Raga tidak pernah berambisi menjadi penulis buku, ia lebih suka membaca daripada menulis. Namun, ia mencintai buku dan perpustakaan dengan segenap hatinya. Baginya, buku adalah jendela dunia, tempat ia bisa menjelajahi berbagai tempat, bertemu dengan berbagai tokoh, dan merasakan berbagai emosi. Perpustakaan baginya adalah surga, tempat ia bisa menghabiskan waktu berjam-jam, tenggelam dalam dunia buku. Ia selalu merasa tenang dan bahagia saat berada di perpustakaan, seakan-akan semua masalahnya terlupakan saat ia membaca buku.

Kali ini, entah sudah yang keberapa kali, Raga menjelma tamu usilan di perpustakaan anak muda ini. Ia setidaknya terbiasa menyelidiki wajah-wajah tekun yang membaca buku, ataupun wajah-wajah kosong yang merenungi sampul buku berlama-lama, seolah-olah sedang cuci mata di pusat perbelanjaan ternama. Malah ada pula beberapa menumpang duduk dan mengadem sambil tertidur ayam. Yang menebeng Wifi gratis sembari main game juga ada.

Inilah Jakarta Raya, batin Raga. Jadi mengapa ia mau meninggalkan Braga dan bergelut dengan panasnya Jakarta? Karena Jakarta merupakan lautan kemungkinan tak terbatas. Cukup dengan memilih satu kemungkinan saja, Raga bermimpi suaranya didengarkan, lalu berdampak sebagai sosok penyanyi bernama besar. Sayangnya selama ini mimpinya selalu terhenti di babak audisi Gita Kharisma. Sudah tiga tahun terakhir ini, harapannya berakhir hampa.

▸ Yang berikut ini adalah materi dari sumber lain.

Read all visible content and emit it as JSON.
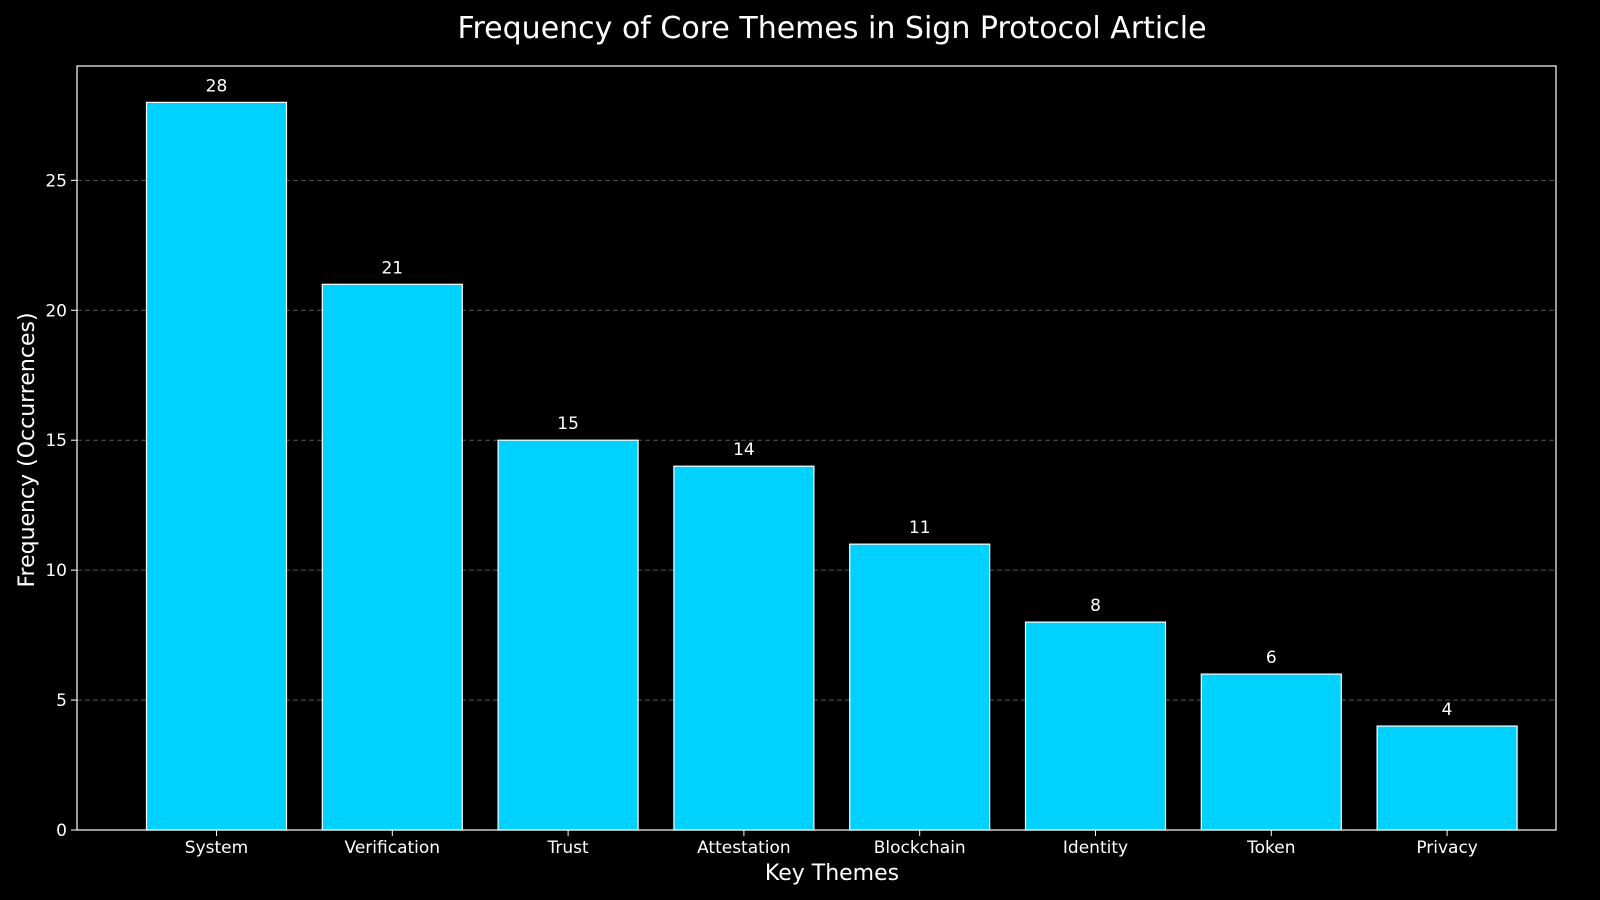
{
  "chart_data": {
    "type": "bar",
    "title": "Frequency of Core Themes in Sign Protocol Article",
    "xlabel": "Key Themes",
    "ylabel": "Frequency (Occurrences)",
    "categories": [
      "System",
      "Verification",
      "Trust",
      "Attestation",
      "Blockchain",
      "Identity",
      "Token",
      "Privacy"
    ],
    "values": [
      28,
      21,
      15,
      14,
      11,
      8,
      6,
      4
    ],
    "data_labels": [
      "28",
      "21",
      "15",
      "14",
      "11",
      "8",
      "6",
      "4"
    ],
    "yticks": [
      0,
      5,
      10,
      15,
      20,
      25
    ],
    "ytick_labels": [
      "0",
      "5",
      "10",
      "15",
      "20",
      "25"
    ],
    "ylim": [
      0,
      29.4
    ],
    "grid": "horizontal dashed",
    "bar_color": "#00d1ff",
    "bar_edge_color": "#ffffff",
    "background_color": "#000000",
    "grid_color": "#555555",
    "text_color": "#ffffff"
  }
}
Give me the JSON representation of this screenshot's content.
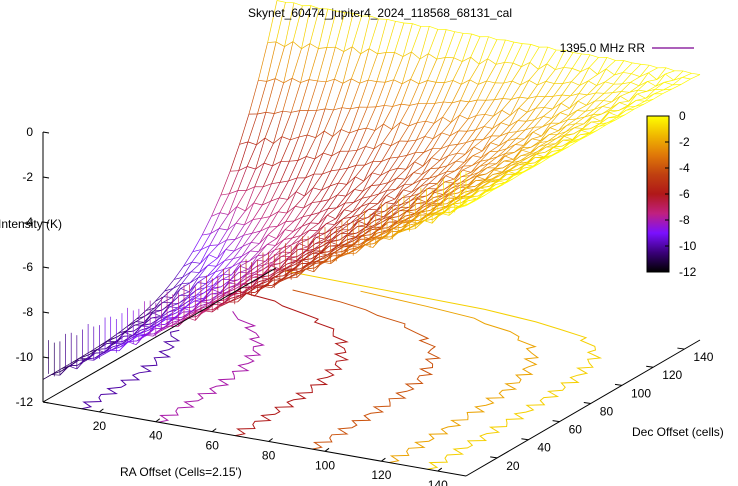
{
  "chart_data": {
    "type": "surface",
    "title": "Skynet_60474_jupiter4_2024_118568_68131_cal",
    "xlabel": "RA Offset (Cells=2.15')",
    "ylabel": "Dec Offset (cells)",
    "zlabel": "Intensity (K)",
    "xlim": [
      0,
      150
    ],
    "ylim": [
      0,
      150
    ],
    "zlim": [
      -12,
      0
    ],
    "x_ticks": [
      "20",
      "40",
      "60",
      "80",
      "100",
      "120",
      "140"
    ],
    "y_ticks": [
      "20",
      "40",
      "60",
      "80",
      "100",
      "120",
      "140"
    ],
    "z_ticks": [
      "0",
      "-2",
      "-4",
      "-6",
      "-8",
      "-10",
      "-12"
    ],
    "colorbar_ticks": [
      "0",
      "-2",
      "-4",
      "-6",
      "-8",
      "-10",
      "-12"
    ],
    "colorbar_range": [
      -12,
      0
    ],
    "colormap": [
      "#000000",
      "#3a007a",
      "#7a10ff",
      "#c02080",
      "#b01818",
      "#c04010",
      "#e07808",
      "#f0b800",
      "#ffff00"
    ],
    "legend": {
      "label": "1395.0 MHz RR",
      "color": "#7a0090",
      "position": "top-right"
    },
    "contour_levels": [
      -1,
      -2,
      -4,
      -6,
      -8,
      -10
    ],
    "surface_description": "Intensity increases roughly linearly along RA offset from about -11 K at RA 0 to about 0 K at RA 150; near Dec 150 the surface is near 0 K across RA."
  }
}
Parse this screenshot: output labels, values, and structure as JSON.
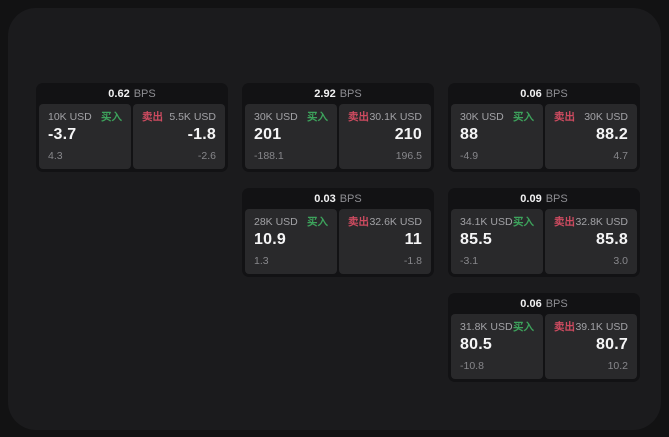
{
  "labels": {
    "bps": "BPS",
    "buy": "买入",
    "sell": "卖出"
  },
  "colors": {
    "buy_green": "#3da35c",
    "sell_red": "#ce4b60",
    "text_primary": "#f5f5f6",
    "text_secondary": "#8e8e93",
    "outer_bg": "#121213",
    "panel_bg": "#1b1b1d",
    "card_bg": "#121214",
    "tile_bg": "#29292b"
  },
  "cards": [
    {
      "row": 1,
      "col": 1,
      "bps_value": "0.62",
      "buy": {
        "amount": "10K USD",
        "price": "-3.7",
        "delta": "4.3"
      },
      "sell": {
        "amount": "5.5K USD",
        "price": "-1.8",
        "delta": "-2.6"
      }
    },
    {
      "row": 1,
      "col": 2,
      "bps_value": "2.92",
      "buy": {
        "amount": "30K USD",
        "price": "201",
        "delta": "-188.1"
      },
      "sell": {
        "amount": "30.1K USD",
        "price": "210",
        "delta": "196.5"
      }
    },
    {
      "row": 1,
      "col": 3,
      "bps_value": "0.06",
      "buy": {
        "amount": "30K USD",
        "price": "88",
        "delta": "-4.9"
      },
      "sell": {
        "amount": "30K USD",
        "price": "88.2",
        "delta": "4.7"
      }
    },
    {
      "row": 2,
      "col": 2,
      "bps_value": "0.03",
      "buy": {
        "amount": "28K USD",
        "price": "10.9",
        "delta": "1.3"
      },
      "sell": {
        "amount": "32.6K USD",
        "price": "11",
        "delta": "-1.8"
      }
    },
    {
      "row": 2,
      "col": 3,
      "bps_value": "0.09",
      "buy": {
        "amount": "34.1K USD",
        "price": "85.5",
        "delta": "-3.1"
      },
      "sell": {
        "amount": "32.8K USD",
        "price": "85.8",
        "delta": "3.0"
      }
    },
    {
      "row": 3,
      "col": 3,
      "bps_value": "0.06",
      "buy": {
        "amount": "31.8K USD",
        "price": "80.5",
        "delta": "-10.8"
      },
      "sell": {
        "amount": "39.1K USD",
        "price": "80.7",
        "delta": "10.2"
      }
    }
  ]
}
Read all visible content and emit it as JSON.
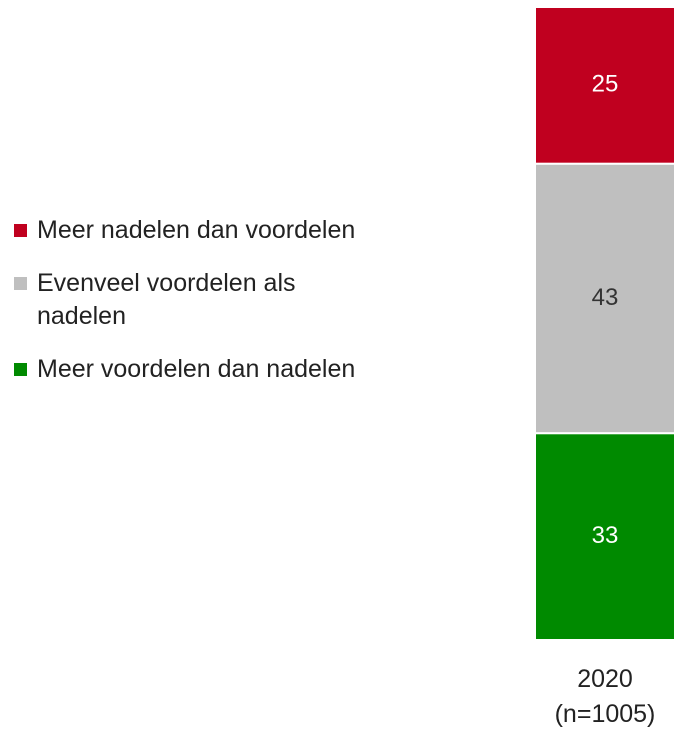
{
  "chart_data": {
    "type": "stacked-bar",
    "categories": [
      "2020\n(n=1005)"
    ],
    "series": [
      {
        "name": "Meer nadelen dan voordelen",
        "color": "#c0001f",
        "values": [
          25
        ]
      },
      {
        "name": "Evenveel voordelen als nadelen",
        "color": "#bfbfbf",
        "values": [
          43
        ]
      },
      {
        "name": "Meer voordelen dan nadelen",
        "color": "#008a00",
        "values": [
          33
        ]
      }
    ]
  }
}
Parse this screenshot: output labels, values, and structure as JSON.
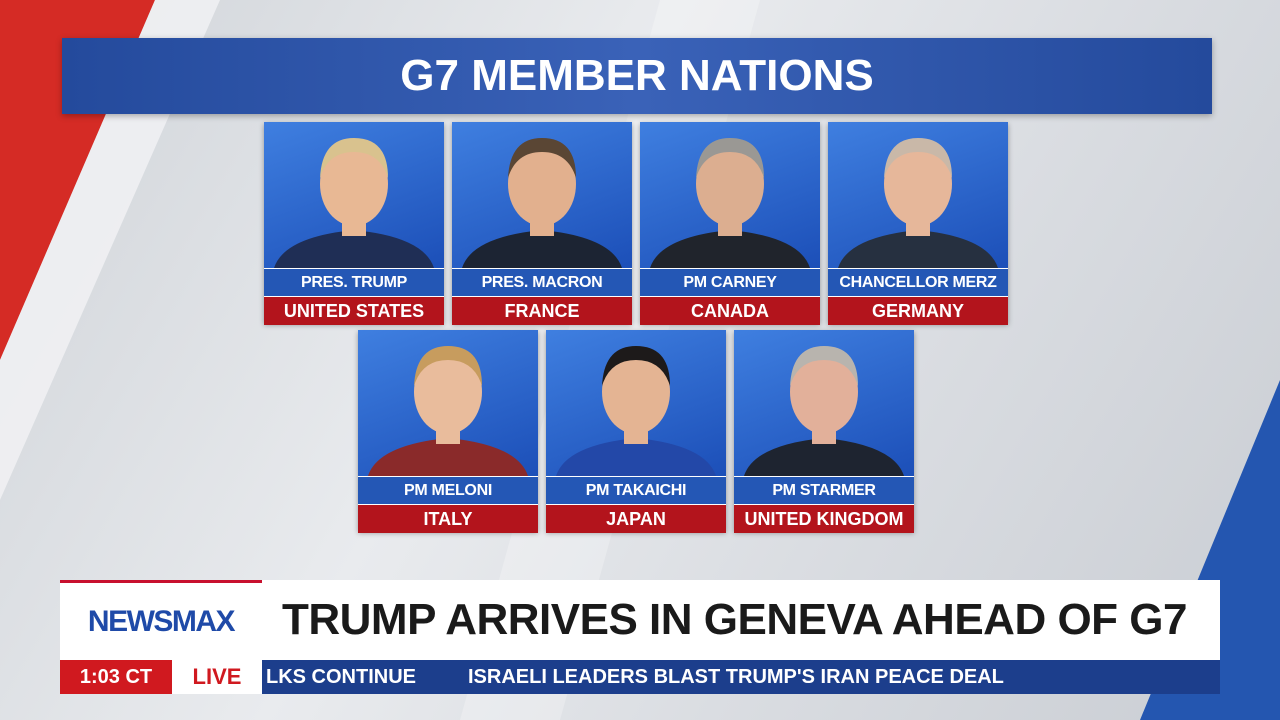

Paras hampa seorang gadis menarik bagi Raga. Ia tahu seseorang itu gadis, walaupun ia berusaha kelihatan mirip pria. Two Block Messy gaya rambutnya, Korean Style dengan potongan poni tercabik-cabik, tekstur yang sedikit berantakan, sehingga terlihat natural dan effortless. Highlight warna rambutnya, ash grey atau silver blonde sekilas mengesankan ia memiliki uban di usia dini. Perawakannya tersamarkan oleh jins gombrong dan jaket oversize biru. Kebetulan ia berdiri amat lurus, setegak mistar dan sekurus pensil, menciptakan siluet tomboy yang elegan.

Dengan hati-hati Raga melewati si gadis yang mematung di hadapan rak buku, mencuri lihat sampul buku yang ditatapnya kosong. Cara Mengakhiri Hidup dengan Cepat dan Mudah. Judul yang provokatif, menohok siapa pun yang waras agar jangan membuka, apalagi membacanya. Lain halnya bila si pembaca memang punya pikiran pendek sedari awal.

Raga menunduk, matanya pura-pura sibuk menelusuri deretan buku di rak bawah. Sebetulnya ia meneliti tidak tanduk si gadis yang gamang. Berharap si gadis akan mengembalikan buku toksik itu ke posisinya semula. Lalu pergi dan melanjutkan hidupnya. Sayang harapannya tidak terkabul, gadis itu malah mengayun langkah, tergopoh dengan menggenggam bukunya erat-erat. Membangkitkan suatu alarm bahaya di benak Raga.

Dia pasti menuju tangga? Tebak Raga dengan was-was.

Perpustakaan ini punya titik menongkrong yang legendaris. Rooftop atau puncak atap yang memungkinkanmu memiliki panorama Jakarta Raya dengan riuh cahayanya, baik yang alamiah maupun yang artifisial. Langit senja bertabur jingga kemerahan membentang luas, menyertakan siluet gedung-gedung pencakar langit yang menjulang tinggi. Udara terasa sejuk, menyegarkan, menghilangkan penat hiruk pikuk kota. Di tengah rooftop, terdapat beberapa kursi dan meja kayu, dihiasi dengan tanaman hijau yang rimbun. Aroma rumput dan bunga jeruk tercium lembut, menciptakan suasana yang tenang dan inspiratif.

Itulah ingatan Raga di waktu sore hari. Namun siang bolong begini naik ke puncak gedung, kepentingannya selain untuk yang “satu itu” apa? Buku itukah pemicunya?